In our Torah portion this week, Parashat Ki Tavo, Moses begins the third and final of his discourses to our ancestors before they enter the Promised Land without him. “As soon as you have crossed the Jordan into the land that the LORD your God is giving you,” Moses tells them, “you shall set up large stones. Coat them with plaster and inscribe upon them all the words of this Torah” (Deuteronomy 27:2-3). Our ancestors were required to create permanent, visual reminders of the mitzvot (commandments) to which they and we are bound. Moses goes on to instruct them to erect these large stones on top of Mount Ebal, some 30 miles and more than 4000 feet uphill from where the Israelites would cross the Jordan–obviously placing the reminders in a place where they could not be ignored. Certainly it might have been easy for our ancestors to forget to fulfill the mitzvot. Once the trials and tribulations of the Exodus had come to an end, and they were surrounded by land flowing with milk and honey, it might have been easy to ignore God’s role in their lives and the expectations God had of them. To prevent the Israelites from taking the covenant for granted and ignoring their obligations, Moses required of them a very tangible, real method of reminders.
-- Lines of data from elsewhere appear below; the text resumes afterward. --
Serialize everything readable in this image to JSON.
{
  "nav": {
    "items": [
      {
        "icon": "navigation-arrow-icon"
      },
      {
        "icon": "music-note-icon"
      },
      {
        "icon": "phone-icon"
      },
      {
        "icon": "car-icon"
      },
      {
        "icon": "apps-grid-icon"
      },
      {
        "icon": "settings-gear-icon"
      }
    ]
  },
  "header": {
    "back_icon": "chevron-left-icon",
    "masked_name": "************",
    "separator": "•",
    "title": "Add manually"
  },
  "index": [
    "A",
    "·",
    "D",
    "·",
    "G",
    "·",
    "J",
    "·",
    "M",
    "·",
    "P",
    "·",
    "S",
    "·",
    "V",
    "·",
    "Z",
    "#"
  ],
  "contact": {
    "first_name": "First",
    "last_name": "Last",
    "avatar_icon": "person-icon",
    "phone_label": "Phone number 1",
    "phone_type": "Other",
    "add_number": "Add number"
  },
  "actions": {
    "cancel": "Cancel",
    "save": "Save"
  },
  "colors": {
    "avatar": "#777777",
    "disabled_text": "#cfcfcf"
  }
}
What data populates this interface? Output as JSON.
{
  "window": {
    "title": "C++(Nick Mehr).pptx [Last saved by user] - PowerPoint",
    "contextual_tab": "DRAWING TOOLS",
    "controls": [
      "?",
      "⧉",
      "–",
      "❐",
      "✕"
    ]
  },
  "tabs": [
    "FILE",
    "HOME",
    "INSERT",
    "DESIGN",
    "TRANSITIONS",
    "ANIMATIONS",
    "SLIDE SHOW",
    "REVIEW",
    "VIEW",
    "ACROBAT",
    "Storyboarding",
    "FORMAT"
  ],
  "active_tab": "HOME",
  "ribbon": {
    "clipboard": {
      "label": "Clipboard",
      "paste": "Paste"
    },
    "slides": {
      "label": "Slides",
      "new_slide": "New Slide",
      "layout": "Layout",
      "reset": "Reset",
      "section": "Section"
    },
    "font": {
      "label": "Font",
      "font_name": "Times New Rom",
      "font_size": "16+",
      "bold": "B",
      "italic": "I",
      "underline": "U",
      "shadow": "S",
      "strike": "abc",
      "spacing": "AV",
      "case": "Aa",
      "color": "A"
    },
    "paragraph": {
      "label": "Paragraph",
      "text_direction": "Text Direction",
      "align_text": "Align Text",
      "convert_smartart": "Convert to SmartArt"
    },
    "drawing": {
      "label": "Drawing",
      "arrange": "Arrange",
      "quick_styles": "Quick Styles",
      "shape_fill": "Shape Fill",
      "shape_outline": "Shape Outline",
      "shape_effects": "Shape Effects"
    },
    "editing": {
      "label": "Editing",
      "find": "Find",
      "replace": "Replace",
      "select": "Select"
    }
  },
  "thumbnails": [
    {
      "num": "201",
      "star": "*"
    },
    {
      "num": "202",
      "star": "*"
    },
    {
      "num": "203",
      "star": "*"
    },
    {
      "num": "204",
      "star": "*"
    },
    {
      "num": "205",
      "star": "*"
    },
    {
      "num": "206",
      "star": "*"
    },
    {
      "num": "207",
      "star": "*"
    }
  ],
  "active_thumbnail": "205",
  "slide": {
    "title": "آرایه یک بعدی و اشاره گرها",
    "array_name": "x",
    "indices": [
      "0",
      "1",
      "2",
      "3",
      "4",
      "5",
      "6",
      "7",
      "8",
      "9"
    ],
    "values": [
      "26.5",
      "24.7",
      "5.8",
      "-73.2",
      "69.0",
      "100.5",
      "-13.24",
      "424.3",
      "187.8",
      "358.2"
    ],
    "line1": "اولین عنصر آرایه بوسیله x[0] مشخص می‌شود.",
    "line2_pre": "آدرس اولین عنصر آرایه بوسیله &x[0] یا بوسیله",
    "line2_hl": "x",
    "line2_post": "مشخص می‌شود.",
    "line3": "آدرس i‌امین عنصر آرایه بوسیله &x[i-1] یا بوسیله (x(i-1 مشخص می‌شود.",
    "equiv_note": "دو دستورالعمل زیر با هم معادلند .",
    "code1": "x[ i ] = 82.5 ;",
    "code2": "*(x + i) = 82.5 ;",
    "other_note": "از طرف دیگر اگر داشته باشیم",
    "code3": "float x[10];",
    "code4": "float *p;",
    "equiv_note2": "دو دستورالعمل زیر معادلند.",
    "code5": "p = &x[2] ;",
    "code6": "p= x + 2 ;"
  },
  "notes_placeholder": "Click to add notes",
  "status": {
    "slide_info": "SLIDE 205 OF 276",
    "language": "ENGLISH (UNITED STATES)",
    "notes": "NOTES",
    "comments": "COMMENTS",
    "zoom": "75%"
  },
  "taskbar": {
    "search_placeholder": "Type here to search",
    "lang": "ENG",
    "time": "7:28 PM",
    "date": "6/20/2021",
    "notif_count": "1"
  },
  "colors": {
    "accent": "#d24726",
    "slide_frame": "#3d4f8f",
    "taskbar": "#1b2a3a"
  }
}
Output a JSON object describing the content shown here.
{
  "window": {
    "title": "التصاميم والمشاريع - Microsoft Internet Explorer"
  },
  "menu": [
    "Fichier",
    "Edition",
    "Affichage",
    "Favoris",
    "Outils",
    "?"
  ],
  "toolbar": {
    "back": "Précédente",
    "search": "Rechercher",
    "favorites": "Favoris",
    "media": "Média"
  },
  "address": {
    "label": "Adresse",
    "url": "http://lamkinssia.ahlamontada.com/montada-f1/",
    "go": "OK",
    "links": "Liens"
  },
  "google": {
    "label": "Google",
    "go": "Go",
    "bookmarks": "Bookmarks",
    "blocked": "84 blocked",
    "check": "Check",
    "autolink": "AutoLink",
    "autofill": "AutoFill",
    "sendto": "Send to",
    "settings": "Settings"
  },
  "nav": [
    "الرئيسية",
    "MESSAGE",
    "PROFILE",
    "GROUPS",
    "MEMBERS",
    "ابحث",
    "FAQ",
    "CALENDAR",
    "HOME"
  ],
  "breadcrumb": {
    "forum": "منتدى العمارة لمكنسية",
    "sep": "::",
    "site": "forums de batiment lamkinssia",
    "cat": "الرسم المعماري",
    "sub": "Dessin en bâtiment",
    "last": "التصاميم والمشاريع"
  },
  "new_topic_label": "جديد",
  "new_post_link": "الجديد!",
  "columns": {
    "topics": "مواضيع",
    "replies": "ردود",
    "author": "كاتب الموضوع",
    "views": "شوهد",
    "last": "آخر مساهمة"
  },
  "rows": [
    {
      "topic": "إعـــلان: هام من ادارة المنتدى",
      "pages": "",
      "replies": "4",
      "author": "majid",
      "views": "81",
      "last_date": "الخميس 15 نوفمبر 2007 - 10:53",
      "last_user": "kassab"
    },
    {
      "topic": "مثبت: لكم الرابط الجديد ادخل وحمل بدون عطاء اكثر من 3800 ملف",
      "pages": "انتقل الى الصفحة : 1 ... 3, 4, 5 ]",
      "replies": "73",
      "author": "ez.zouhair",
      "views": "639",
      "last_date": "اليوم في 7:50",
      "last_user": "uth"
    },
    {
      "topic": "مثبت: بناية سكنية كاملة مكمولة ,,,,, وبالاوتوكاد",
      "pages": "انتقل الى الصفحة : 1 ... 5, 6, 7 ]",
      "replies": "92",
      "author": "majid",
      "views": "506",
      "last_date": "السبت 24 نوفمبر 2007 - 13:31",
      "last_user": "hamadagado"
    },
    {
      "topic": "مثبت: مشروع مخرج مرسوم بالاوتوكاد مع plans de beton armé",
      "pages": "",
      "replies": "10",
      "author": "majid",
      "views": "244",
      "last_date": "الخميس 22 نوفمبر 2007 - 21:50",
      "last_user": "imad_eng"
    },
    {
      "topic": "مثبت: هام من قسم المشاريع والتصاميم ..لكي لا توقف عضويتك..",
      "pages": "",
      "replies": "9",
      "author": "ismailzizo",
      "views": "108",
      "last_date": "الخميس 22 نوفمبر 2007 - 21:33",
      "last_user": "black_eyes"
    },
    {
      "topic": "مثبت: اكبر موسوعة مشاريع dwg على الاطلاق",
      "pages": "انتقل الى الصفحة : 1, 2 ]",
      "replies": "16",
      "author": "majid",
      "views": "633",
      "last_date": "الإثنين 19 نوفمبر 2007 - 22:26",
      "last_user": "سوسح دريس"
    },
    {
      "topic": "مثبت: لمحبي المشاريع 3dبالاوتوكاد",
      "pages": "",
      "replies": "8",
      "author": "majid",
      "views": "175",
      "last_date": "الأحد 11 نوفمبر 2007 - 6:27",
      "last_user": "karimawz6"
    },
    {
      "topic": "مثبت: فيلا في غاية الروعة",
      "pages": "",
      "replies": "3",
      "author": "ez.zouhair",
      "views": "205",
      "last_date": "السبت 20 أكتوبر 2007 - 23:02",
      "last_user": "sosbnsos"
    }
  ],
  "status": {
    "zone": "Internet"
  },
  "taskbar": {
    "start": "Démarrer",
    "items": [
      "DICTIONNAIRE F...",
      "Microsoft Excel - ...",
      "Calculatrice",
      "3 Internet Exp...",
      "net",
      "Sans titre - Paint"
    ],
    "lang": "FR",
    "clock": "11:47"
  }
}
In our own day, we are overwhelmed with things to be done and excuses to be offered. As we enter now these last two weeks of 5773, though, we have an opportunity to set up for ourselves real, tangible reminders of the concrete changes we want to make in this coming year. Want to treat your spouse more lovingly? Hang your ketubah above your bed. Want to make Shabbat dinner more a part of your life? Leave your Shabbat candle sticks out. Want to give more to charity? Place a tzedakah box on the counter and place money into it as you take your morning vitamins or pills. Want to make Jewish study a fixed part of your routine? RSVP for CSZ adult ed or Fed Ed classes, and put them in your calendar. Want to get your kids doing more Jewish? Hang the Shaarey Zedek calendar on your fridge. Want to remember to be a better person? Tape a note to your car. Place a rubber-band around your wrist. Make a list. Put it in your cell phone. Leave yourself a voice mail. Plug it into the reminders on your phone. Hang a banner from your wall. Do something. Anything…
In two short weeks we will begin a new year, and we will pray that God will write us in the Book of Life for a year of health and joy. Let us do our part to commit to meaningful changes in our life, and let us utilize our most successful techniques for remembering our new commitments.
Rebecca, Caleb and Ayal join me in wishing you Shabbat shalom um’vorach.